FISH testing has been around for quite a while now. The original papers came out around 20 or so years ago and define these different subgroups of patients who are at different risks for progression and, ultimately, poorer survival. One of the older techniques to look at the chromosomes and the cells is actually a karyotype technique, which was not very fruitful in the early days of CLL because we couldn’t identify a lot of the key abnormalities that we need to look for.

In more recent years, there have been new techniques to look at karyotype. For example, there is a CpG stimulation technique that can bring out some of these abnormalities that we weren’t seeing before. One of the things that has evolved in the last few years is looking at the complex karyotype, which involves 3 or more different abnormalities in the chromosomes of the CLL cell. We know now that those patients who have a complex karyotype, particularly those who have deletion 17p as one of those abnormalities, have a particularly poor prognosis, unfortunately, not just to chemoimmunotherapy but even to the newer drugs when used as monotherapies.

I think that the complex karyotype is one of the key innovations that has been discovered over the last few years. I think FISH remains a very important test to define deletion 17p. The other thing that we should be testing for is the mutational status of TP53. This is the key regulator gene that’s on chromosome 17. It can either be deleted, as in deletion 17p, or it can be mutated, where the chromosome is still present. We don’t see that deletion on the FISH test, but we can detect the mutation in about 5% to 10% of patients at the time of diagnosis. This does confer resistance to therapy and has increasingly informed our choice of therapy, because we’ve moved toward a novel agent-based approach and away from chemotherapy for those patients.

In terms of other chromosomal abnormalities that we see in CLL, another common one is deletion 11q, which we think deletes ATM. That’s the main gene on chromosome 11 that we think is responsible for some of the pathophysiology of that abnormality.

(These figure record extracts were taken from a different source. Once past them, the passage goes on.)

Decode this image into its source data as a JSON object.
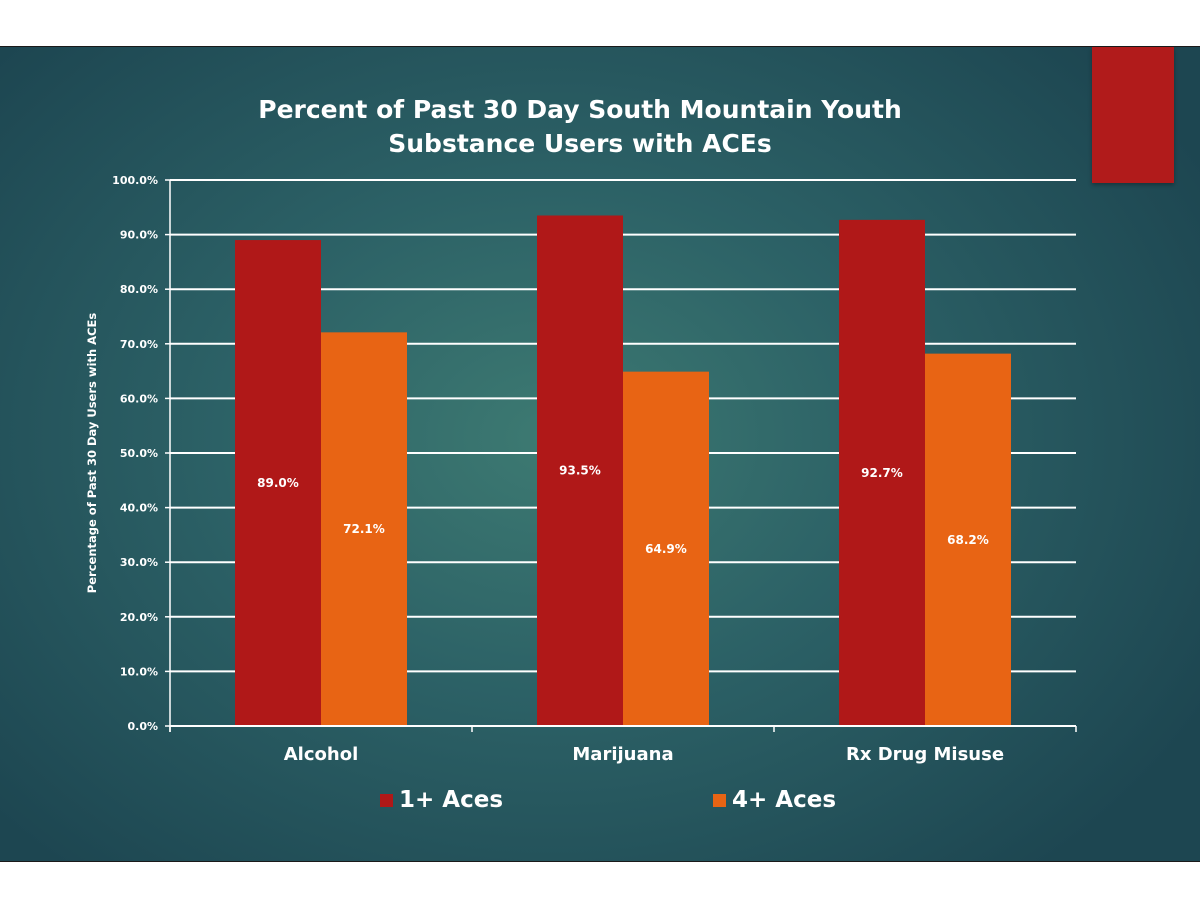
{
  "chart_data": {
    "type": "bar",
    "title_lines": [
      "Percent of Past 30 Day South Mountain Youth",
      "Substance Users with ACEs"
    ],
    "ylabel": "Percentage of Past 30 Day Users with ACEs",
    "xlabel": "",
    "categories": [
      "Alcohol",
      "Marijuana",
      "Rx Drug Misuse"
    ],
    "series": [
      {
        "name": "1+ Aces",
        "color": "#b01818",
        "values": [
          89.0,
          93.5,
          92.7
        ],
        "labels": [
          "89.0%",
          "93.5%",
          "92.7%"
        ]
      },
      {
        "name": "4+ Aces",
        "color": "#e86414",
        "values": [
          72.1,
          64.9,
          68.2
        ],
        "labels": [
          "72.1%",
          "64.9%",
          "68.2%"
        ]
      }
    ],
    "ylim": [
      0,
      100
    ],
    "yticks": [
      0,
      10,
      20,
      30,
      40,
      50,
      60,
      70,
      80,
      90,
      100
    ],
    "ytick_labels": [
      "0.0%",
      "10.0%",
      "20.0%",
      "30.0%",
      "40.0%",
      "50.0%",
      "60.0%",
      "70.0%",
      "80.0%",
      "90.0%",
      "100.0%"
    ],
    "grid": true,
    "legend_position": "bottom"
  },
  "colors": {
    "accent_box": "#b11b1b"
  }
}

This is seen in about 20% of CLL patients at time of diagnosis and tends to be associated with bulky internal lymphadenopathy, a need for treatment sooner in the course of the disease, and a less durable response to chemoimmunotherapy-based regimens.

We have some conflicting data about this abnormality in terms of the response to the novel agents. Originally, from some of the ibrutinib studies that were first performed, there was a suggestion that there was less durability of ibrutinib therapy for patients with deletion 11q. But some recent studies actually suggest, in a larger data set, that might not be the case and that patients with deletion 11q can actually have very durable responses to ibrutinib-based therapy.

Michael Choi, MD: Transformation of CLL to a more aggressive lymphoma is a rare but feared complication, or development, of this disease. Many patients will ask about that, even when they first have been diagnosed. Fortunately, it’s a rare event, occurring in between 5% and 10% of patients. At this point, I do not think there’s still a large amount of understanding regarding what factors can predict Richter’s transformation or transformation to large cell lymphoma.

Some studies have looked at germline mutations and genes like BCL2 or CD38. Some studies have found an association between deletion 17p and an unmutated immunoglobulin gene, also with NOTCH1 mutations. But it should be emphasized that there are many patients with those same factors who do not transform. I do not think any one of those, or even multiple risk factors, destine any one patient for transformation.

There has been a lot of good work done to examine samples from patients who have had transformed disease, and I think there’s a better understanding of the genetic changes that occur. It appears that mutations in P53, c-MYC, or loss of CDKN2 account for about half of the cases. NOTCH1 mutations account for about a quarter. The final quarter are a heterogeneous mix of mutations. But hopefully with that information, we can get better at treating these patients and improving their outcomes, too.